La clasificación actual ha experimentado algunas críticas. Entre ellas, se menciona su excesiva complejidad y redundancia, especialmente en medios de recursos limitados; aunque se reconoce la importancia de la etiología genética, no explica claramente como las variantes genéticas deben modificar el diagnóstico ni cómo interpretar múltiples variantes en las epilepsias de etiología poligénica, el mecanismo causal más frecuente en las epilepsias generalizadas idiopáticas; las epilepsias de “etiología específicas” quedan reducido a una pequeña fracción del número total de epilepsias con etiología conocida, pareciendo arbitrarias el reconocimiento de una u otra entidad en esta categoría, habiéndose descrito ya más de 800 genes asociados a epilepsia.

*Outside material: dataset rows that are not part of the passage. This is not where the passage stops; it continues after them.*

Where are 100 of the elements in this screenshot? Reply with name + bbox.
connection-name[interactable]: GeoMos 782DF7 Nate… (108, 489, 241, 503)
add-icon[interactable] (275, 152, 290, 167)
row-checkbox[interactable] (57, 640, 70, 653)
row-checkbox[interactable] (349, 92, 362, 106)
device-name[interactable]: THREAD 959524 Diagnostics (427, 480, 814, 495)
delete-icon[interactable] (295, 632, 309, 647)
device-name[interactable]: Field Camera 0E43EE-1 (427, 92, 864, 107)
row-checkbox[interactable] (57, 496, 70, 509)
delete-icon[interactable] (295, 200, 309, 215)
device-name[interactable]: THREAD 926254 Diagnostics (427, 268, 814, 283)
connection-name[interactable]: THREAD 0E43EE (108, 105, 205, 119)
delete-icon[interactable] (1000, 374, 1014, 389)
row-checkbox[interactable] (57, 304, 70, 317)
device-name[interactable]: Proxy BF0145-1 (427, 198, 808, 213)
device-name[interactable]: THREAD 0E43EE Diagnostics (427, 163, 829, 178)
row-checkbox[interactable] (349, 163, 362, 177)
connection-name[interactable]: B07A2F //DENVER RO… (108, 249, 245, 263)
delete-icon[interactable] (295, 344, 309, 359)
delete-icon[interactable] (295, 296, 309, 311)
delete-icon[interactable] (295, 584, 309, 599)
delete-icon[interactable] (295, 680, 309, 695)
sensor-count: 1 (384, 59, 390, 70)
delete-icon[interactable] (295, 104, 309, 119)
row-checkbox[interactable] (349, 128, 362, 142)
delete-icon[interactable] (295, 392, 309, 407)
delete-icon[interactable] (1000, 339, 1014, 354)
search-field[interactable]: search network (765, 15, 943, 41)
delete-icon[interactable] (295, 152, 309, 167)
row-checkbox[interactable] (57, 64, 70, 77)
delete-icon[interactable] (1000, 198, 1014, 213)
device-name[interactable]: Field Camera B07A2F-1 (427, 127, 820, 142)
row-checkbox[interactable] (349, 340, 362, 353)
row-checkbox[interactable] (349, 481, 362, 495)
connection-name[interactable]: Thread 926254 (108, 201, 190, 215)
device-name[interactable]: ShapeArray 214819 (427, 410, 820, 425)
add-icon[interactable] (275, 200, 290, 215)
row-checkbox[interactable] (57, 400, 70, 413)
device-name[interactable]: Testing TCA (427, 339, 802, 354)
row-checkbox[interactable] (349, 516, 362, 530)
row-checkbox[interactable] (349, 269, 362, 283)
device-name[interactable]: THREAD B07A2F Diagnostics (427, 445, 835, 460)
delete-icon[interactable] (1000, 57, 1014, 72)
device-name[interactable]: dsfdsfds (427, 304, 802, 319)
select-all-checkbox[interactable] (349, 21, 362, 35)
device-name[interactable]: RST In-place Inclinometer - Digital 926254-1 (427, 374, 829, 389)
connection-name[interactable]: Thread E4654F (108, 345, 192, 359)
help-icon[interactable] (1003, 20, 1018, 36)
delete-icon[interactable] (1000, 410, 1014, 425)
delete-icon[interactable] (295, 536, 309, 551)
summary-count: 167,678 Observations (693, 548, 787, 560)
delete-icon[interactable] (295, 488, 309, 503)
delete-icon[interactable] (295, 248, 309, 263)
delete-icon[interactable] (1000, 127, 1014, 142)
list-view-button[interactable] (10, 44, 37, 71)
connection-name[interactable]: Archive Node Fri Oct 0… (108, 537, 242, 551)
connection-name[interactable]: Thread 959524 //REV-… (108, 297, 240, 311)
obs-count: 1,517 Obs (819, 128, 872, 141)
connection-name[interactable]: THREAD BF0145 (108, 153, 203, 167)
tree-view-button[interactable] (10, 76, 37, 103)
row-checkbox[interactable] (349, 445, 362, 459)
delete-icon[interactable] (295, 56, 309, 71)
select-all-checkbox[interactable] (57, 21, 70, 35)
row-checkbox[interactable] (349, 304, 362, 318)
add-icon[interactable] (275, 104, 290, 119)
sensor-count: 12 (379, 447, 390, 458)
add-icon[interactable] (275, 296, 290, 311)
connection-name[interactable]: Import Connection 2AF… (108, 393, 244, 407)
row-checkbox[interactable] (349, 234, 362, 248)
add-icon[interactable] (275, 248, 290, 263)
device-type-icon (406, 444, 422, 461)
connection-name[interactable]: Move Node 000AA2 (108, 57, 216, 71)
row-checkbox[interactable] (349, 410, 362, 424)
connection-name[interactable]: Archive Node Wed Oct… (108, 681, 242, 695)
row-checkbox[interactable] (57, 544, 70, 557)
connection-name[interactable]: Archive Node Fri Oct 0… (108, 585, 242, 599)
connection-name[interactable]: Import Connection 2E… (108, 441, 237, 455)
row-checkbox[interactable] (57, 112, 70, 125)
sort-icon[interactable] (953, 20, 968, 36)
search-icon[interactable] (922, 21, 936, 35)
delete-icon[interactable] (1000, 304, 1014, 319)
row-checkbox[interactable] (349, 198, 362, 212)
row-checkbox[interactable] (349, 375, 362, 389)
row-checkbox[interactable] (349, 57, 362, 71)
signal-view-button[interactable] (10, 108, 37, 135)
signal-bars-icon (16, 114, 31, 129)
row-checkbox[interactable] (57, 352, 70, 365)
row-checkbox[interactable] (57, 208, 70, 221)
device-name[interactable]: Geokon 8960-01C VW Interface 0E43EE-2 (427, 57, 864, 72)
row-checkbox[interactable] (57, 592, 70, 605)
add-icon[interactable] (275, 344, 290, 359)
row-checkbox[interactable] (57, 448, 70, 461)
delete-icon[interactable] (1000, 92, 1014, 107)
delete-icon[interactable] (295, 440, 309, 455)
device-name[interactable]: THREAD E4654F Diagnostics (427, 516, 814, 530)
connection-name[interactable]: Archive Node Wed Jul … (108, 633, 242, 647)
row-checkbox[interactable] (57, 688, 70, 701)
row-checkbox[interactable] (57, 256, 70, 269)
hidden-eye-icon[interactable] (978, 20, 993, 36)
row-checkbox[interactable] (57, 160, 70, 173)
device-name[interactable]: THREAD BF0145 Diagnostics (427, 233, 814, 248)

Una nueva clasificación debería lograr un mayor integración genético-molecular, identificando categorías etiológicas basadas en mecanismos y en la interacción genotipo-fenotipo; también debería incluir biomarcadores funcionales y metabólicos más allá del EEG y la RM anatómica, tales como PET-CT, RM funcional y EEG cuantitativo; podría agregar una definición de redes involucradas, superando la sola descripción de un foco epiléptico; incluir una dinámica temporal, que describa la edad de inicio, evolución, remisión y transición entre síndromes, especialmente a medida que aumenta la sobrevida de pacientes con EED genéticas que anteriormente fallecían precozmente; incluir la respuesta terapéutica y pronóstico, considerando en forma individualizada la potencial respuesta a fármacos, cirugía, tratamientos génicos o de neuroestimulación incluso antes de iniciar terapia; incluir la perspectiva funcional y de calidad de vida, incluyendo indicadores de discapacidad y participación social efectiva; y finalmente, debería tener mayor flexibilidad, permitiendo incorporar nuevos síndromes sin la necesidad de una exhaustiva revisión completa cada una cantidad periódica de años.

Para recordar

  • 1.

    La clasificación establece varios niveles de diagnóstico en epilepsia: crisis epilépticas, tipo de epilepsia y síndrome epilépticos.

  • 2.

    Las crisis focales se clasifican en crisis con o sin conciencia preservada, con y sin manifestaciones observables, y luego deben describirse en forma cronológica los signos presentados de acuerdo al glosario sugerido por la ILAE.

  • 3.

    Las crisis generalizadas se clasifican en 3 grupos: ausencias, tónico clónico generalizadas, y otras crisis generalizadas.

  • 4.

    Las epilepsias se dividen en epilepsias focales, generalizadas, y desconocidas, de acuerdo al tipo de crisis y a los hallazgos en el EEG.

  • 5.

    Los síndromes epilépticos se clasifican en distintas formas según la edad de presentación y su asociación a encefalopatía epiléptica y del desarrollo.

  • 6.

    Una nueva clasificación debería integrar mecanismos fisiopatológicos, biomarcadores funcionales y metabólicos, evolución temporal, predicción de respuesta a tratamiento, perspectiva de calidad de vida, y ser más flexible en la incorporación de nuevos cuadros de diagnóstico.